Thus, it is not surprising that it was the status of Bengali language, Economic injustice, and hatred towards eastern neighbor that produced and mobilized East Pakistani political leaders, nationalists, intellectuals, and university students to petition for greater representation and autonomy.
However, the relationship between two exclaves further deteriorated when West Pakistan failed to deal with a deadly cyclone that displaced millions and killed an estimated half a million East Pakistanis in 1970. Many East Pakistanis blamed the racialized state administration. Authorities in West Pakistan correspondingly accused the Awami League, the main East Pakistani political party, and its leader Sheikh Mujib of exploiting the human tragedy for political gain. Consequently, every critique of West Pakistan emerging out of Dhaka was caricatured as Indian propaganda.
Nation’s Heart and Soul
The students in the erstwhile East Bengal played a vital role. Whether it was in opposing Muhammad Ali Jinnah’s unilateral declaration in March 1948 that “Urdu and Urdu alone shall be the state language of Pakistan “, or subsequently in demonstrating for making Bengali as one of the National Languages of Pakistan or eventually getting shot by the police on 21 February 1952, the students were found everywhere in their struggles and sacrifices for the nation. Students in East Pakistan (Bangladesh) were forward-looking, a progressive bunch of young men and women who supported Bengali Nationalism not because they were narrow nationalistic but Bengali Nationalism to them meant freedom from the shackles of an artificially imposed sense of nationalism based on religious divisions
The students, therefore, in the eyes of the Pakistani junta were seen opposed to the very notion of a communal Pakistan. The Bengali students were seen first as a potential threat to Pakistan and then as an actual threat when the Language Movement in Bangladesh gradually evolved into a broader socio-political and economic movement for the emancipation of the Bengalis who comprised the majority in Pakistan and contributed the lion’s share into the exchequer of the country.

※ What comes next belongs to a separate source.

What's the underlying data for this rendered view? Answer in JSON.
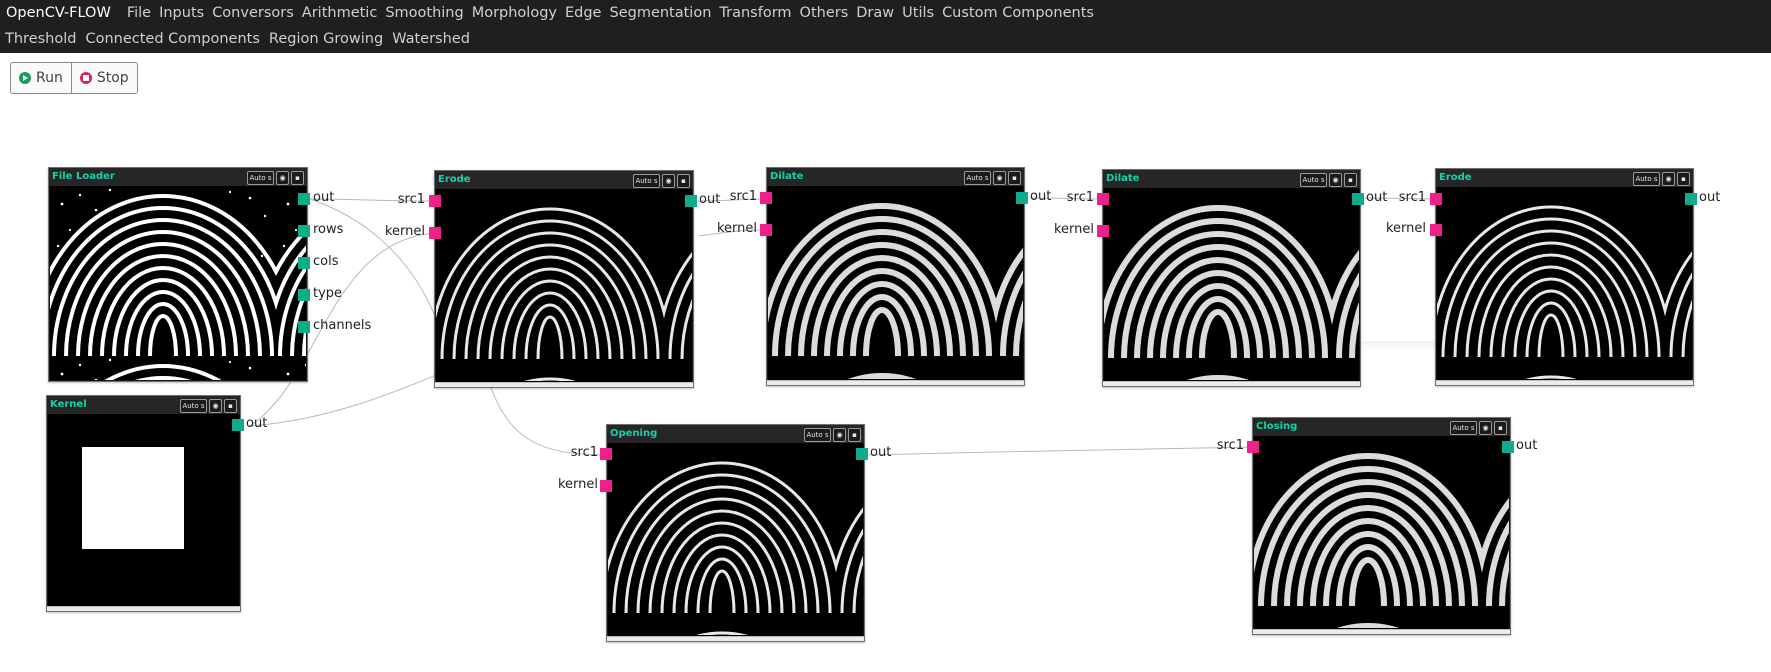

Elections “The Pandora Box”
A month after Cyclone Bhola, Pakistan held elections the first time after its creation, which fiercely pitted Sheikh Mujib’s, Awami League against Zulfikar Ali Bhutto’s, Pakistan People’s Party. The results revealed that the Awami League won 162 and Bhutto Party won 138 out of the 300 available seats in the National Assembly, thus causing a landslide victory for East Pakistan. Although the majority win should have conceded the formation of a new government to the Awami League, President Yahya Khan and Bhutto’s Pakistan People’s Party refused the leadership of an East Pakistani political party over West Pakistan
In return, Bhutto and the West Pakistani elites perceived Sheikh Mujib’s demands as a form of secession as they rejected the Six Point plan while continuing to delay the convening of the National Assembly. On March 7, 1971, Sheikh Mujib already known as Bangabandhu (the friend of Bengal) gave a speech in the Ramna Racecourse that demanded from West Pakistan the lifting of martial law, withdrawal of the military, and a transfer of power to the democratically elected Awami League. Additionally, Sheikh Mujib called for all the people of Bangla, Hindus, and Muslims, Bengalis, and non-Bengalis to participate in displays of civil disobedience and protest against the one-sided decisions made by Islamabad.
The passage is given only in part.